POW/MIA Recognition Day is third Friday of September
National POW/MIA Recognition Day is observed across the United States on the third Friday of September each year. Though not a federal public holiday in the United States, National POW/MIA Recognition Day is a national observance.
Friday, Sept. 15, is the 2023 POW/MIA Recognition Day, a day on which many Americans pause to remember the sacrifices and service of those who were prisoners of war (POW), as well as those who are missing in action (MIA), and their families.
All military installations fly the National League of Families’ POW/MIA flag, which symbolizes the nation’s remembrance of those who were imprisoned while serving in conflicts and those who remain missing.
At least 31 members of the U.S. military who were from or had ties to Sabetha and the surrounding communities in Nemaha County, Brown County and southeast Nebraska were POWs of the Germans or Japanese during World War II.
News about these POWs was reported in The Sabetha Herald or other area newspapers during and/or in the years immediately following the war, and/or are listed on their respective county casualty list or Honor Roll. Most were liberated, but at least five men, who were prisoners of war of the Japanese, died in captivity.
The following former POWS have been featured in The Herald since 2002: Lee Blunier and Dean Fenton, Army, were captured in Italy by the Germans; Robert Griffith, Army Air Forces (AAF), was captured in the Philippines by the Japanese and died in captivity; Howard Halbert, Army, captured in Germany by the Germans; Andrew Leuthold, AAF, captured in Germany by the Germans; Rose Rieper Meier, Army nurse, captured in the Philippines by the Japanese; and Lawrence Sigmund, Army, captured in France by the Germans.
Harry “Kit” Beatty, who was a POW in Germany during World War II, was not from the local area at the time of his service.
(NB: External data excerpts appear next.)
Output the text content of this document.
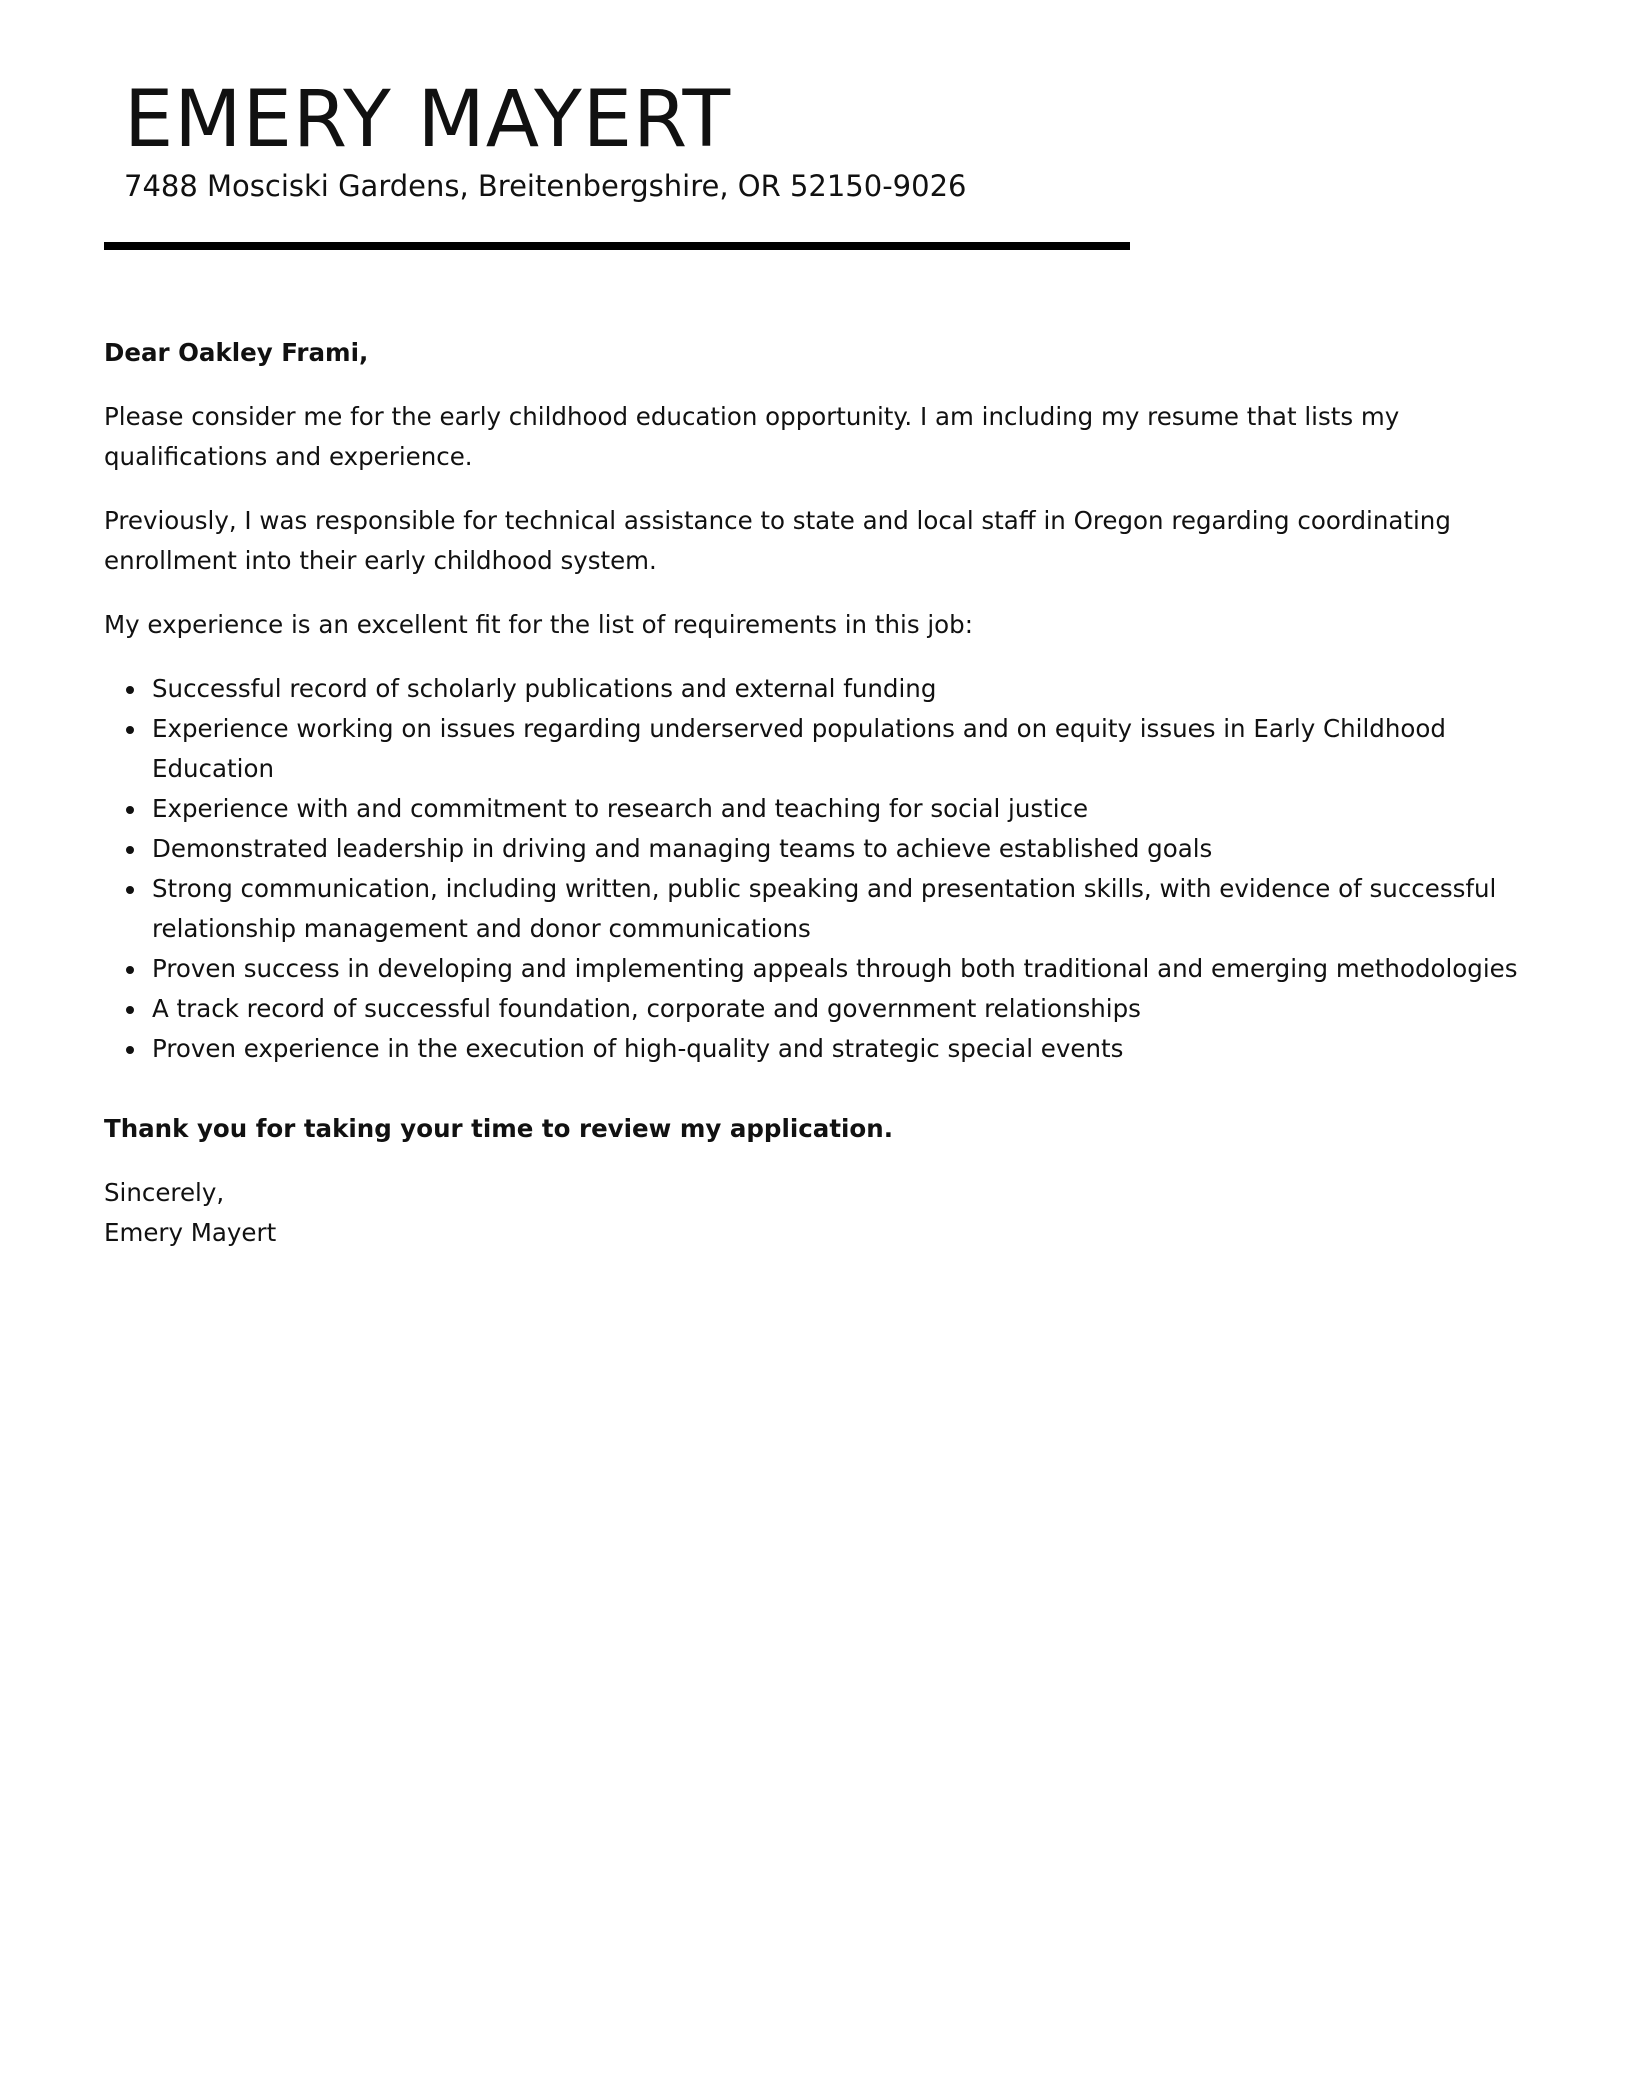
EMERY MAYERT
7488 Mosciski Gardens, Breitenbergshire, OR 52150-9026

Dear Oakley Frami,

Please consider me for the early childhood education opportunity. I am including my resume that lists my qualifications and experience.

Previously, I was responsible for technical assistance to state and local staff in Oregon regarding coordinating enrollment into their early childhood system.

My experience is an excellent fit for the list of requirements in this job:

Successful record of scholarly publications and external funding
Experience working on issues regarding underserved populations and on equity issues in Early Childhood Education
Experience with and commitment to research and teaching for social justice
Demonstrated leadership in driving and managing teams to achieve established goals
Strong communication, including written, public speaking and presentation skills, with evidence of successful relationship management and donor communications
Proven success in developing and implementing appeals through both traditional and emerging methodologies
A track record of successful foundation, corporate and government relationships
Proven experience in the execution of high-quality and strategic special events

Thank you for taking your time to review my application.

Sincerely,

Emery Mayert
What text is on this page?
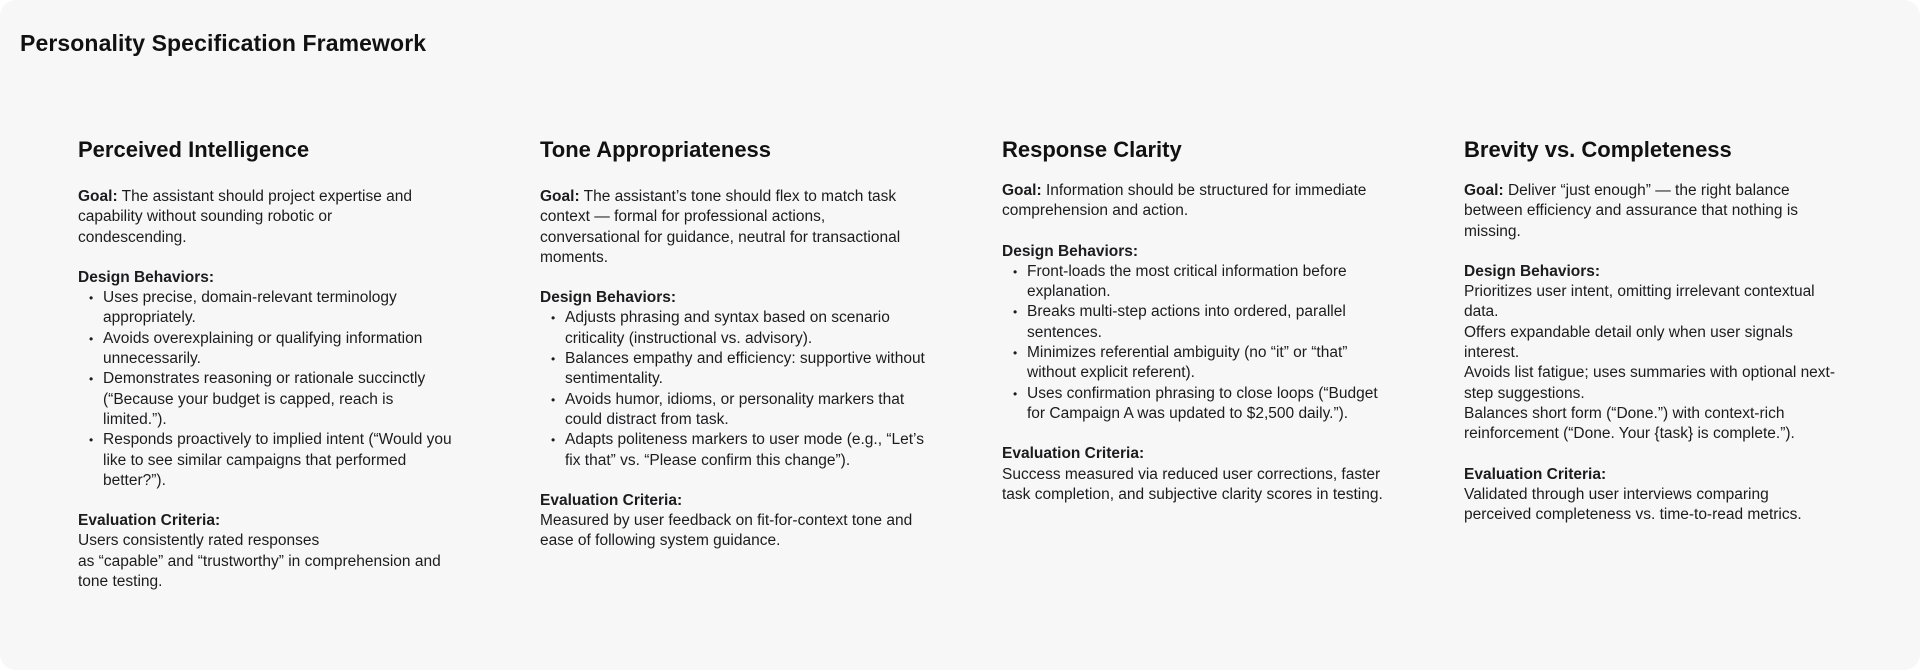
Personality Specification Framework
Perceived Intelligence

Goal: The assistant should project expertise and capability without sounding robotic or condescending.

Design Behaviors:
• Uses precise, domain-relevant terminology appropriately.
• Avoids overexplaining or qualifying information unnecessarily.
• Demonstrates reasoning or rationale succinctly (“Because your budget is capped, reach is limited.”).
• Responds proactively to implied intent (“Would you like to see similar campaigns that performed better?”).
Evaluation Criteria:
Users consistently rated responses
as “capable” and “trustworthy” in comprehension and tone testing.
Tone Appropriateness

Goal: The assistant’s tone should flex to match task context — formal for professional actions, conversational for guidance, neutral for transactional moments.

Design Behaviors:
• Adjusts phrasing and syntax based on scenario criticality (instructional vs. advisory).
• Balances empathy and efficiency: supportive without sentimentality.
• Avoids humor, idioms, or personality markers that could distract from task.
• Adapts politeness markers to user mode (e.g., “Let’s fix that” vs. “Please confirm this change”).
Evaluation Criteria:
Measured by user feedback on fit-for-context tone and ease of following system guidance.
Response Clarity

Goal: Information should be structured for immediate comprehension and action.

Design Behaviors:
• Front-loads the most critical information before explanation.
• Breaks multi-step actions into ordered, parallel sentences.
• Minimizes referential ambiguity (no “it” or “that” without explicit referent).
• Uses confirmation phrasing to close loops (“Budget for Campaign A was updated to $2,500 daily.”).
Evaluation Criteria:
Success measured via reduced user corrections, faster task completion, and subjective clarity scores in testing.
Brevity vs. Completeness

Goal: Deliver “just enough” — the right balance between efficiency and assurance that nothing is missing.

Design Behaviors:
Prioritizes user intent, omitting irrelevant contextual data.
Offers expandable detail only when user signals interest.
Avoids list fatigue; uses summaries with optional next-step suggestions.
Balances short form (“Done.”) with context-rich reinforcement (“Done. Your {task} is complete.”).
Evaluation Criteria:
Validated through user interviews comparing perceived completeness vs. time-to-read metrics.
He moved to Sabetha in September 2014 and was featured in the June 8, 2016, issue of The Sabetha Herald.
Except for Kit Beatty, the stories of these former POWs are available to the public in a large wooden-cover book near the first-floor elevator in the Mary Cotton Public Library in Sabetha.
POWs who have not been featured include:
Captured by the Japanese in the Philippines and died in captivity: Miguel Fierro, Army; Edgar Goslin, Navy; Rex Graden, AAF; and Arlie Higgins, Army.
Captured by the Japanese but survived: Donald Binns, Navy, captured on Guam; Army members Orville Edman, Frank Irey, Mark “Sonny” Smith and Albert Stahl, and Robert Thompson, Navy, all captured in the Philippines; Melvin Shellhorn, Marine Corps, captured at Wake Island; and Merle Hobbs, Navy, captured in Dutch East Indies.
Captured by the Germans and survived, with the capture location in parentheses: AAF members Eddie Blocker (Holland), Stanley Burczak (Romania), Samuel Cashman and Arthur Pacha (Germany), William Christian (France), Garold Peck (Yugoslavia), and William Schock (Denmark); and Army members William Bower and Warren Mayer (Germany), Joseph Christman (Belgium), John Kohn (France), and Glenn Woodall (Tunisia).